Lastly I suppose I must of course consider Sir Lancelot. T.H. White’s incarnation of Lancelot reminds of Heracles from Greek mythology, he is a man of extreme extremes. First he is extremely devoted to becoming a great knight, to the exclusion of all else. Then, he is obsessed with being worthy of performing a miracle to all else (which he succeeds at, only to be inebriated and seduced), then he is obsessed with Guienevere, then he is obsessed with his own self-loathing, then he is obsessed with becoming pure and pious, then he is obsessed with Guinevere again, then he is obsessed with his own self-loathing, and so it goes. Ultimately I had a hard time relating to Sir Lancelot, his emotions are so conflicting and his sense of what is honorable and right becomes so skewed that I find it very difficult to appreciate him. To a certain extent it comes back to the Questing Beast metaphor, loving Guinevere is his questing beast and no matter what is right or good he can’t seem to get away from it until he eventually accepts it and embraces it, even though it ultimately harms him, his lover, and his best friend.

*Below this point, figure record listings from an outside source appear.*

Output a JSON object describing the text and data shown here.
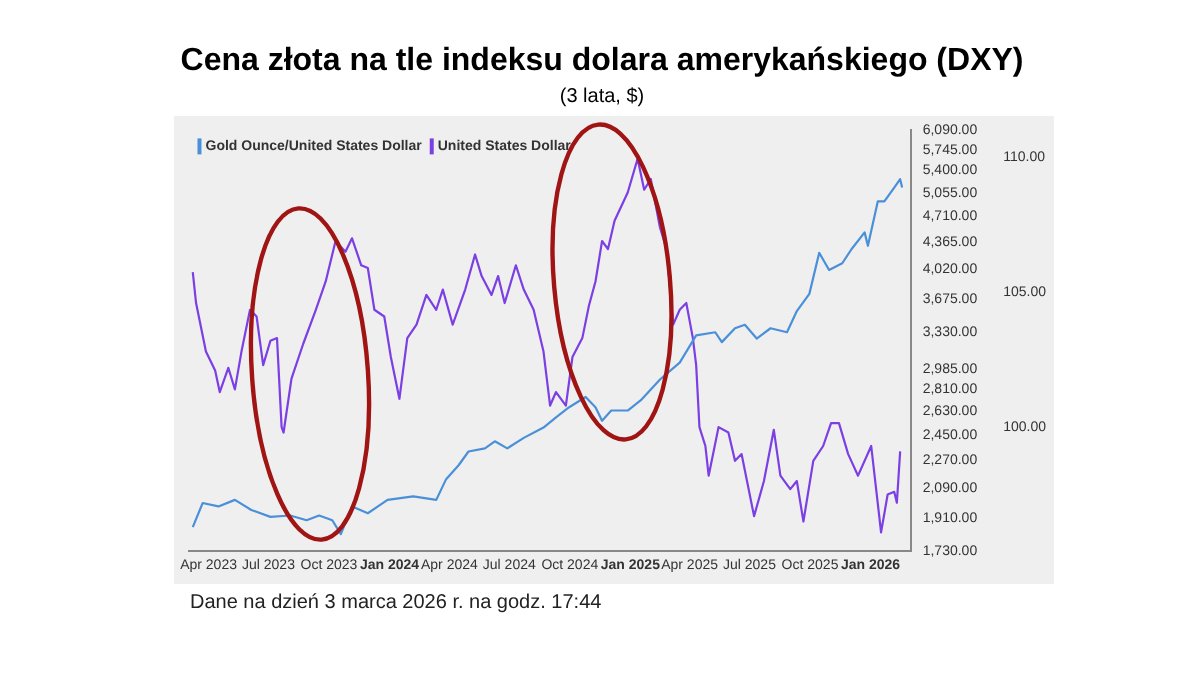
{
  "chart_data": {
    "type": "line",
    "title": "Cena złota na tle indeksu dolara amerykańskiego (DXY)",
    "subtitle": "(3 lata, $)",
    "annotations": [
      "Dane na dzień 3 marca 2026 r. na godz. 17:44"
    ],
    "legend": "top left",
    "grid": false,
    "log": "y",
    "xlim": [
      "2023-03-03",
      "2026-03-03"
    ],
    "xticks": [
      {
        "value": "2023-04-01",
        "label": "Apr 2023"
      },
      {
        "value": "2023-07-01",
        "label": "Jul 2023"
      },
      {
        "value": "2023-10-01",
        "label": "Oct 2023"
      },
      {
        "value": "2024-01-01",
        "label": "Jan 2024"
      },
      {
        "value": "2024-04-01",
        "label": "Apr 2024"
      },
      {
        "value": "2024-07-01",
        "label": "Jul 2024"
      },
      {
        "value": "2024-10-01",
        "label": "Oct 2024"
      },
      {
        "value": "2025-01-01",
        "label": "Jan 2025"
      },
      {
        "value": "2025-04-01",
        "label": "Apr 2025"
      },
      {
        "value": "2025-07-01",
        "label": "Jul 2025"
      },
      {
        "value": "2025-10-01",
        "label": "Oct 2025"
      },
      {
        "value": "2026-01-01",
        "label": "Jan 2026"
      }
    ],
    "ylim": [
      1730,
      6090
    ],
    "yticks": [
      {
        "value": 1730,
        "label": "1,730.00"
      },
      {
        "value": 1910,
        "label": "1,910.00"
      },
      {
        "value": 2090,
        "label": "2,090.00"
      },
      {
        "value": 2270,
        "label": "2,270.00"
      },
      {
        "value": 2450,
        "label": "2,450.00"
      },
      {
        "value": 2630,
        "label": "2,630.00"
      },
      {
        "value": 2810,
        "label": "2,810.00"
      },
      {
        "value": 2985,
        "label": "2,985.00"
      },
      {
        "value": 3330,
        "label": "3,330.00"
      },
      {
        "value": 3675,
        "label": "3,675.00"
      },
      {
        "value": 4020,
        "label": "4,020.00"
      },
      {
        "value": 4365,
        "label": "4,365.00"
      },
      {
        "value": 4710,
        "label": "4,710.00"
      },
      {
        "value": 5055,
        "label": "5,055.00"
      },
      {
        "value": 5400,
        "label": "5,400.00"
      },
      {
        "value": 5745,
        "label": "5,745.00"
      },
      {
        "value": 6090,
        "label": "6,090.00"
      }
    ],
    "y2lim": [
      95.4,
      111
    ],
    "y2ticks": [
      {
        "value": 100,
        "label": "100.00"
      },
      {
        "value": 105,
        "label": "105.00"
      },
      {
        "value": 110,
        "label": "110.00"
      }
    ],
    "series": [
      {
        "name": "Gold Ounce/United States Dollar",
        "color": "#4a90d9",
        "x": [
          "2023-03-08",
          "2023-03-23",
          "2023-04-16",
          "2023-05-11",
          "2023-06-05",
          "2023-07-04",
          "2023-08-03",
          "2023-08-28",
          "2023-09-16",
          "2023-10-06",
          "2023-10-19",
          "2023-11-05",
          "2023-11-29",
          "2023-12-29",
          "2024-02-06",
          "2024-03-12",
          "2024-03-27",
          "2024-04-15",
          "2024-04-30",
          "2024-05-25",
          "2024-06-09",
          "2024-06-28",
          "2024-07-23",
          "2024-08-22",
          "2024-09-10",
          "2024-09-30",
          "2024-10-25",
          "2024-11-09",
          "2024-11-19",
          "2024-12-03",
          "2024-12-28",
          "2025-01-17",
          "2025-02-15",
          "2025-03-17",
          "2025-04-11",
          "2025-05-10",
          "2025-05-20",
          "2025-06-09",
          "2025-06-24",
          "2025-07-12",
          "2025-08-02",
          "2025-08-27",
          "2025-09-11",
          "2025-09-30",
          "2025-10-15",
          "2025-10-30",
          "2025-11-19",
          "2025-12-03",
          "2025-12-23",
          "2025-12-28",
          "2026-01-12",
          "2026-01-22",
          "2026-02-06",
          "2026-02-15",
          "2026-02-18"
        ],
        "values": [
          1859,
          1998,
          1978,
          2017,
          1957,
          1917,
          1925,
          1898,
          1925,
          1898,
          1821,
          1978,
          1938,
          2017,
          2038,
          2017,
          2146,
          2237,
          2331,
          2353,
          2403,
          2353,
          2428,
          2504,
          2582,
          2661,
          2744,
          2661,
          2555,
          2635,
          2635,
          2718,
          2891,
          3041,
          3299,
          3330,
          3233,
          3370,
          3405,
          3268,
          3370,
          3330,
          3548,
          3735,
          4223,
          4012,
          4093,
          4268,
          4489,
          4313,
          4924,
          4924,
          5133,
          5263,
          5133
        ]
      },
      {
        "name": "United States Dollar",
        "color": "#7b3fe4",
        "axis": "y2",
        "x": [
          "2023-03-08",
          "2023-03-13",
          "2023-03-28",
          "2023-04-11",
          "2023-04-18",
          "2023-05-01",
          "2023-05-11",
          "2023-05-21",
          "2023-06-03",
          "2023-06-13",
          "2023-06-23",
          "2023-07-04",
          "2023-07-14",
          "2023-07-21",
          "2023-07-24",
          "2023-08-05",
          "2023-08-23",
          "2023-09-11",
          "2023-09-26",
          "2023-10-11",
          "2023-10-26",
          "2023-11-05",
          "2023-11-19",
          "2023-11-29",
          "2023-12-09",
          "2023-12-24",
          "2024-01-03",
          "2024-01-16",
          "2024-01-28",
          "2024-02-11",
          "2024-02-26",
          "2024-03-12",
          "2024-03-22",
          "2024-04-06",
          "2024-04-25",
          "2024-05-10",
          "2024-05-20",
          "2024-06-04",
          "2024-06-14",
          "2024-06-24",
          "2024-07-11",
          "2024-07-23",
          "2024-08-07",
          "2024-08-22",
          "2024-09-01",
          "2024-09-10",
          "2024-09-25",
          "2024-10-05",
          "2024-10-20",
          "2024-10-30",
          "2024-11-09",
          "2024-11-19",
          "2024-11-28",
          "2024-12-08",
          "2024-12-28",
          "2025-01-12",
          "2025-01-22",
          "2025-02-01",
          "2025-02-15",
          "2025-02-25",
          "2025-03-07",
          "2025-03-17",
          "2025-03-27",
          "2025-04-06",
          "2025-04-11",
          "2025-04-16",
          "2025-04-25",
          "2025-04-30",
          "2025-05-15",
          "2025-05-30",
          "2025-06-09",
          "2025-06-19",
          "2025-07-08",
          "2025-07-23",
          "2025-08-07",
          "2025-08-17",
          "2025-09-01",
          "2025-09-11",
          "2025-09-21",
          "2025-10-06",
          "2025-10-21",
          "2025-11-02",
          "2025-11-14",
          "2025-11-28",
          "2025-12-13",
          "2026-01-02",
          "2026-01-17",
          "2026-01-27",
          "2026-02-06",
          "2026-02-10",
          "2026-02-15"
        ],
        "values": [
          105.75,
          104.6,
          102.8,
          102.1,
          101.3,
          102.2,
          101.4,
          102.8,
          104.35,
          104.1,
          102.3,
          103.2,
          103.3,
          100.0,
          99.8,
          101.8,
          103.1,
          104.35,
          105.4,
          106.9,
          106.5,
          107.0,
          106.0,
          105.9,
          104.35,
          104.1,
          102.6,
          101.05,
          103.3,
          103.8,
          104.9,
          104.35,
          105.1,
          103.8,
          105.1,
          106.4,
          105.6,
          104.9,
          105.6,
          104.6,
          106.0,
          105.1,
          104.35,
          102.8,
          100.8,
          101.3,
          100.8,
          102.6,
          103.3,
          104.5,
          105.4,
          106.9,
          106.6,
          107.65,
          108.7,
          109.95,
          108.8,
          109.2,
          107.4,
          106.6,
          103.8,
          104.35,
          104.6,
          103.3,
          102.3,
          100.0,
          99.3,
          98.2,
          100.0,
          99.8,
          98.75,
          99.0,
          96.7,
          98.0,
          99.9,
          98.2,
          97.7,
          98.0,
          96.5,
          98.75,
          99.3,
          100.15,
          100.15,
          99.0,
          98.2,
          99.3,
          96.1,
          97.5,
          97.6,
          97.2,
          99.1
        ]
      }
    ]
  }
}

A central theme of this novel that jumps out to me is the need for self-mastery and individual morality(Lancelot, Guinevere, the Orkneys etc.) and mental integrity (Arthur, Gaheris, Merlin etc.). Sadly, the silver-tongued Mordred is a symbol that even the greatest of us can make mistakes. Arthur’s being seduced by Morgause (and his subsequent treatment of infant Mordred) was as much a keystone to the eventual fall of Camelot as Lancelot and Guinevere’s infidelity.  Gawaine, so loyal to his family that it proved destructive to himself, his Lord, and his brothers ultimately failed to put Right for Right’s sake before his dogged loyalty.

Ultimately one of the key lessons I got from The Once and Future King is that there is no force on Earth we can rely on other the human principle of unbiased goodness. Arthur tries to channel anger into a productive tool, it ultimately fails him and begins to consume itself. Even justice, which he labors so hard to institute above human emotion must be guided by a moral heart, or else it could be manipulated to destroy the people he loved. Lancelot tries to convert his lust and inner weakness into outer strength and ultimately he was defeated by problems that only inner fortitude could resolve. All the loyalty and power in the world couldn’t replace the need for love, forgiveness, and a personal understanding of self-worth for Gawaine and his brothers.

I love The Once and Future King because it teaches me about myself and the people around me in this crazy little world we live in. I recommend reading it very slowly, I read it over eight or nine days with a notebook next to me so I could write down some of my favorite quotes and impressions. I love the Once and Future King because here I sit, more than three weeks later and I’m still thinking about it, making new connections and understanding more about the characters and what T.H. White was trying to help me see. I love The Once and Future King. Give it a try, I bet you will too.